Married couple Trystan Reese and Biff Chaplow, who live in Portland, announced last week that they are expecting to give birth to a baby boy sometime in July.
The 34-year-old Reese, a biological female who identifies as male, explained during an episode of the WNYC podcast the Longest Shortest Time that he and Chaplow have had to take extra precaution during his pregnancy, especially after the couple suffered from a miscarriage six weeks into a pregnancy last year.
After suffering a miscarriage in 2016, the couple explained that they wanted to wait about a year before they begin trying to conceive again. However, they decided that it would be best if they kept trying.
Since Reese had to stop taking testosterone in order to get pregnant, the couple wanted to avoid health complications associated with restarting and stopping the hormone therapy.
According to the Independent, the couple believed their first pregnancy was their "only" chance at getting pregnant. But after about six months of trying, the couple explained that Reese woke up with a sickness one morning and found out after taking a pregnancy test that he was pregnant.
Due to the prior miscarriage, Reese said that he became obsessed with weighing himself in the early days of the second pregnancy and took multiple pregnancy tests.
Reese was also worried about how he would be treated when it came time for his six-week ultrasound and called ahead to the doctor's office to let them know that he was a pregnant transgender dad.
"I can feel someone looking at my face and searching for the remnants of womanhood," Reese explained in the podcast. "They kind of squint their eyes a little bit and I can tell they're trying to take away my beard, they're trying to de-transition me in their heads."
Reese explained that the fears of discrimination and judgment were unfounded.
"There just hasn't been an ounce of transphobia from anyone I have come in contact with," Reese said. "Every person wouldn't even bat an eye that there was a dude with a beard claiming to be pregnant who is here to get bloodwork done and I have been trans long enough to know that doesn't come magically."
Even though the ultrasounds show that the baby is a male, the running joke in their family is that the baby has been identified as "diagnosis: male."
This is not the first time that Reese and Chaplow have gained notoriety.
As the Daily Mail points out, the couple first gained attention in 2011 when they shared about their journey into "accidental" parenthood after they adopted their niece and nephew when Chaplow's sister and boyfriend were deemed unfit to care for the children.

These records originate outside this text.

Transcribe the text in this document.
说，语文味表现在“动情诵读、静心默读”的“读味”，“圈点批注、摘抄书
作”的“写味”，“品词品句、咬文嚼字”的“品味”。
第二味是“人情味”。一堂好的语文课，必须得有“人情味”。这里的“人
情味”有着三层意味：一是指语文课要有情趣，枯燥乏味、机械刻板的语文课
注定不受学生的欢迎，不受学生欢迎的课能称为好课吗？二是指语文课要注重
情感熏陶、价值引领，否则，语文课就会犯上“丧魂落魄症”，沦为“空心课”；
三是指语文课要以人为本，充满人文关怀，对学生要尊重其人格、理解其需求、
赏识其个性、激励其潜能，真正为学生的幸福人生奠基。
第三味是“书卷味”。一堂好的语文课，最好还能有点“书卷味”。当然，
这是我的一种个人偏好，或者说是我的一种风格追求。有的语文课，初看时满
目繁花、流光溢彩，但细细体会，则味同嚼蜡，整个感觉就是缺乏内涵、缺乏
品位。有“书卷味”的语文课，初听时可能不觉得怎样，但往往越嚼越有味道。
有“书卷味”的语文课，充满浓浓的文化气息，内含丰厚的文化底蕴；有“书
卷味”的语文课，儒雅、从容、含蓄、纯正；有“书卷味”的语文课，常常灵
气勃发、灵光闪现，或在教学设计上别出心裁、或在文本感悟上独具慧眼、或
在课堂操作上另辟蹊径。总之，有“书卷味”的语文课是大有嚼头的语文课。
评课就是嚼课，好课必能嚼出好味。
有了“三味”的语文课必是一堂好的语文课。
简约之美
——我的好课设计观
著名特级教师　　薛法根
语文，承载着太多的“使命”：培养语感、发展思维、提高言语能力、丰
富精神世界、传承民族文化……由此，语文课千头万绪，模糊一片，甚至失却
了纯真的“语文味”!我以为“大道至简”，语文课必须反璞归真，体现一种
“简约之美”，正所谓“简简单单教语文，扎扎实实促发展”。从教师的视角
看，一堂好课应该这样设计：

Reese and Chaplow run a website and a Facebook page, where Reese has discussed how he deals with being a transgender male and being pregnant.
"For me, just transitioning hormonally — taking testosterone so that I have a beard and my voice is the deepest it is ever going to get and appear like a man — that is enough for me. I never wanted to change my body. I never felt like I needed to change my body," Reese explained in a March 28 Facebook video. "I, for sure, do not hate my body. I think my body is awesome and I feel like it is a gift to have been born with the body that I did and I made the necessary changes so that I could keep living in it — both through hormones but also through other body modifications, tattoos, etcetera to reclaim my body and help it be my own.
"I never wished or wanted to be assigned male at birth or to have my body match up exactly like that of my partner, who was assigned male at birth. I love being trans. I think it is kind of awesome actually," Reese continued. "I never wanted my body to be different. If you can understand that, it would not seem so bizarre for me to want to create and carry a baby. I don't wish that my body wasn't a trans body. I'm OK being a man who has a uterus and has the capacity and ability of carrying a baby."